People of Note
Sir Herbert Austin (1866-1941)
Herbert Austin, founder of the Austin Motor Company, was born in 1866/7 in Missenden, Buckinghamshire, the eldest son of Giles Steven Austin born Bovingdon, where it is noted in 1841 and 1871, were other farming families by the name of Austin.
It is recorded that his mother was the daughter of Willoughby Simpson of Rotherhithe, who in 1881 was a Civil Service Inspector living at 56 Wotton Road, Deptford St Paul, Kent.
By 1879, the family were living at Wentworth where his father was employed as a farm bailiff for Earl Fitzwilliam.
The 1881 census lists the family, living in a private house at Wentworth:
- Giles Steven Austin aged 44 born 1837 at Bovingdon, Hertford, a Farm Servant
- Sarah J. Austin, wife, aged 38, born 1843 Middlesex.

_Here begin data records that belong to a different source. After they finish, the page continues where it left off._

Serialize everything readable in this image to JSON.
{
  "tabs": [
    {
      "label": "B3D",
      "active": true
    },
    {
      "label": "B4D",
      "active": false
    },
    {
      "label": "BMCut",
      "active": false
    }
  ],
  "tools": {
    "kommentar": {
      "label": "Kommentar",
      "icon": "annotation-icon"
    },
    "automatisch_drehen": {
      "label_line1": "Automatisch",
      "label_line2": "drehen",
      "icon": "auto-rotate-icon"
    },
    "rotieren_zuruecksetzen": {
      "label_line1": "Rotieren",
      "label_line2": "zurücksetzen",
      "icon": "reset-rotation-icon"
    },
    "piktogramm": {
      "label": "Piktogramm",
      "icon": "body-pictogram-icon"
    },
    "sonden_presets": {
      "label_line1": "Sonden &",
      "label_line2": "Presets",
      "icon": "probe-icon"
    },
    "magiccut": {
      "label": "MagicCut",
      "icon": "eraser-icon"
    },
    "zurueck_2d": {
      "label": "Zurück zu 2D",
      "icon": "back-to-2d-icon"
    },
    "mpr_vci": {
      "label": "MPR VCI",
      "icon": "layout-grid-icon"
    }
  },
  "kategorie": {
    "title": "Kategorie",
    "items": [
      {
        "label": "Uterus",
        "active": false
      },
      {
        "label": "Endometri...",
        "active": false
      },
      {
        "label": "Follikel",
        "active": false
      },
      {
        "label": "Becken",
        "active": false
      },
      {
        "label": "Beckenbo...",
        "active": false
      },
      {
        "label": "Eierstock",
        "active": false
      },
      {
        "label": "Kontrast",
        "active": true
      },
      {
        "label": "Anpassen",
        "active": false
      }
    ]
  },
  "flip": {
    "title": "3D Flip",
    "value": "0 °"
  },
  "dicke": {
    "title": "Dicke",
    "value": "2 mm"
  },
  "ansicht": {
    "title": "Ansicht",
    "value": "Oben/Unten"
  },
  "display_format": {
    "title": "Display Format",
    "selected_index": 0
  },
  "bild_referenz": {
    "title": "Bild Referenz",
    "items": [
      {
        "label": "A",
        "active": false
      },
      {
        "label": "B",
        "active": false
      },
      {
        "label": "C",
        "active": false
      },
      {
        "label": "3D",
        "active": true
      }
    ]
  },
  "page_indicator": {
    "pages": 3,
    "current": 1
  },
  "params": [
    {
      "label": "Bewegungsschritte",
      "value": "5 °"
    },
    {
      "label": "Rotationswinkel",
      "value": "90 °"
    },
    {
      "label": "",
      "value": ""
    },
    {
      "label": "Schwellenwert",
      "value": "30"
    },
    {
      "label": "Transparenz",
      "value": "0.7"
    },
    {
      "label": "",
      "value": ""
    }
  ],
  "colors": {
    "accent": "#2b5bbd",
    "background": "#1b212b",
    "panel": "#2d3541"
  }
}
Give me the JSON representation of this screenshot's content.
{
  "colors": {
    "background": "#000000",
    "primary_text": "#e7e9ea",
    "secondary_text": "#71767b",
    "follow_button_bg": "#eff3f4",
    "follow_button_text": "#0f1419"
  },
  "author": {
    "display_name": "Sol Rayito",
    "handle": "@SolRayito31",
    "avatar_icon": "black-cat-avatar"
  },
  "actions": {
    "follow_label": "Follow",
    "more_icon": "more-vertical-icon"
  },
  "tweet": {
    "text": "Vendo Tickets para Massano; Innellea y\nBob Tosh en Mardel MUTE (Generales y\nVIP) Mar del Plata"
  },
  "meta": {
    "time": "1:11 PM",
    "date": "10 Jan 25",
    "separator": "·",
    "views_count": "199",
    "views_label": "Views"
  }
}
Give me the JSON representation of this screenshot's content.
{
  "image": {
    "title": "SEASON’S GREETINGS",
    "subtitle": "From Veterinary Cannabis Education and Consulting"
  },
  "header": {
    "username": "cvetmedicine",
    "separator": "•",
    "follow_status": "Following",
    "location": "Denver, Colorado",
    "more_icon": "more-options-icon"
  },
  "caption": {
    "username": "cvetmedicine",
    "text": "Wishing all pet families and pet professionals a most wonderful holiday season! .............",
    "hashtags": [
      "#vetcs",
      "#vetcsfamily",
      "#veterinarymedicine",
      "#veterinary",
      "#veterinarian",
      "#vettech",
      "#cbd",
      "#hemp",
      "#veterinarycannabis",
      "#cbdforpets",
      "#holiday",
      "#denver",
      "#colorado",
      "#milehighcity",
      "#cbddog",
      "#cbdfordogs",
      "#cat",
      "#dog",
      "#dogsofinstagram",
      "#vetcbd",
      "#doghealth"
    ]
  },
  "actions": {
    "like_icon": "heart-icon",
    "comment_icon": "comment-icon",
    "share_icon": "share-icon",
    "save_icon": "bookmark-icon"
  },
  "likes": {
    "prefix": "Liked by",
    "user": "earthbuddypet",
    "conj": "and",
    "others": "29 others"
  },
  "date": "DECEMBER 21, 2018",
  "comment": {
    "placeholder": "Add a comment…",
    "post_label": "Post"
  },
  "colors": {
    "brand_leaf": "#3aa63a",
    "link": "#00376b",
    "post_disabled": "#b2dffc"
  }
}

- Herbert Austin, aged 14, born 1867 at Missenden, Buckinghamshire
- John Austin, aged 12 born Missenden
- Ernest Austin, aged 11 born Missenden
- Walter Austin , aged 10 born Missenden
- Henry Austin, aged 4 born Wentworth, Rotherham
Herbert attended Rotherham Grammar School. In 1884 he went to Australia with an uncle who had emigrated there. In 1887 he married Helen Dron. They had 3 children: Vernon (d.1915), Irene and Zoe, who as Zoe Lambert wrote a biography of her father (Lord Austin The Man).
In Australia he met Frederick Wolseley, owner of the Wolseley Sheep Shearing Company, which he joined in 1888. In 1893 he returned to England to become General Manager of the Wolseley Sheep Shearing Company, which had moved its headquarters from Sydney to Birmingham. He set up manufacturing premises in Alma Street, Birmingham, where he indulged his interest in the design of a horseless motor vehicle and in 1896 exhibited an experimental motor vehicle at Crystal Palace, while his third car design won a silver medal in the 1000 miles trial in 1900. In 1901 he persuaded Vickers Ltd to buy out Wolseley's motor vehicle business and became General Manager of the Wolseley Tool and Motor Car Company, which operated from a factory at Adderley Park in Birmingham. By 1905, however, he was dissatisfied with his position there and left to found the Austin Motor Company at Longbridge, Birmingham.
The Austin Motor Company's most successful product was the Austin Seven, introduced in 1922.
He was knighted in 1914 and was Conservative M.P. for Kings Norton, Birmingham from 1918 to 1924.
In 1936 he was created Baron Austin of Longbridge.
He died on 23 May 1941 at his home, Lickey Grange, in Bromsgrove, Worcestershire.